I admit that my cryptozoological knowledge is not overly extensive but I was surprised that I had never heard of a kumi before. My internet search for one mostly bought up beautiful Asian women. Not usually found in trees dragging a heavy tail….
I kept searching and found this other article, published a few days earlier, about the mysterious kumi. It turns out that it is a type of lizard. Australia has no shortage of beautiful and interesting lizards but, really, we don’t need another one that is huge and lives in trees. Goannas do climb trees and are not something to be trifled with, but surely these people hunting the kumi had seen a goanna before, they are hardly sneakily elusive.

The Inquirer and Commercial News-16 Sep 1898 http://nla.gov.au/nla.news-article67032906
Until 18,000 years ago we did have the 5 metre plus Megalania, but at that size it was never going to live in a tree. Just as well. Several hundred kilos of lizard dropping on you would certainly negate the need for the giant claws and teeth (and possible venom glands) it also possessed.

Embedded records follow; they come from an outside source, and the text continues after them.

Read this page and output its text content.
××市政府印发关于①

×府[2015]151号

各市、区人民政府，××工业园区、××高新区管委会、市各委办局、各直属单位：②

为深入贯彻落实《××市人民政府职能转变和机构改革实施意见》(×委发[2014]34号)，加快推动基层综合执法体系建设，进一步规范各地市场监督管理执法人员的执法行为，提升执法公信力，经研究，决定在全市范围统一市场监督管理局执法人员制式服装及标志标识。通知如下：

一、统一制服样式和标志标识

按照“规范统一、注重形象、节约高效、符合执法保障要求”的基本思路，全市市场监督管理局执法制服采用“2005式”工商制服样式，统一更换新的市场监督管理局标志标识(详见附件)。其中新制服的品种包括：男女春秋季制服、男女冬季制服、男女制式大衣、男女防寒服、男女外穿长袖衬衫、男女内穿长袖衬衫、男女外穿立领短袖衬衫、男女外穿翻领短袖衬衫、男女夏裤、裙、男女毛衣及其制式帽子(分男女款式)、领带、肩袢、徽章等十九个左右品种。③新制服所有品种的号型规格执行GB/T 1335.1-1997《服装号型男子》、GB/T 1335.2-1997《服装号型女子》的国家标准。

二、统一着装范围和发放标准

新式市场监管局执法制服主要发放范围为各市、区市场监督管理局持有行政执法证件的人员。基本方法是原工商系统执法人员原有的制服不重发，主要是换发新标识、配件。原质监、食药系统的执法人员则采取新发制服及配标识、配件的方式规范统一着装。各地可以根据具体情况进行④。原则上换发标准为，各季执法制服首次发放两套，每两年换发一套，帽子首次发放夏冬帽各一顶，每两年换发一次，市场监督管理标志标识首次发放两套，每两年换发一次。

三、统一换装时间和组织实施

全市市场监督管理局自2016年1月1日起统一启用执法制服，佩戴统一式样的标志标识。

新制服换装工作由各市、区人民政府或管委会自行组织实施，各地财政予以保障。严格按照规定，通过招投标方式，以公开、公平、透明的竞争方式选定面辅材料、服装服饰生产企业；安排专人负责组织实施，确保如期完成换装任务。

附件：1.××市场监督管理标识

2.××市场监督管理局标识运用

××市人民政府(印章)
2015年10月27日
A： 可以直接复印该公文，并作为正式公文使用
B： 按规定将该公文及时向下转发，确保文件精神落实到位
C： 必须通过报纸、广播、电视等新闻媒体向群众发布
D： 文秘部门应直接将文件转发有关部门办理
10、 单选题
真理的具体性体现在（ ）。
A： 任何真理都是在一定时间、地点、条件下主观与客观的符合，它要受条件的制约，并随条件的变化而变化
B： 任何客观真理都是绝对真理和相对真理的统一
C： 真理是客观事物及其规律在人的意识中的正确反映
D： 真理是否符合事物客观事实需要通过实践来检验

I doubt that a pygmy strain of Megalania had managed to keep going undetected in the wilds of Gisborne until 1898. I wonder if this kumi was an exceptionally impressive specimen of the standard goanna or something else? I can’t imagine what that something else might be though. A Komodo dragon dropped by aliens? 😉
I found reports that when Captain Cook was in New Zealand he had been warned by the Maoris that there were giant lizards living in the trees nearby. Sounds a bit to me like they were trying to keep Cook from making himself too comfortable, a bit like the ‘drop bear’ foreign tourists are often warned about when visiting Australia!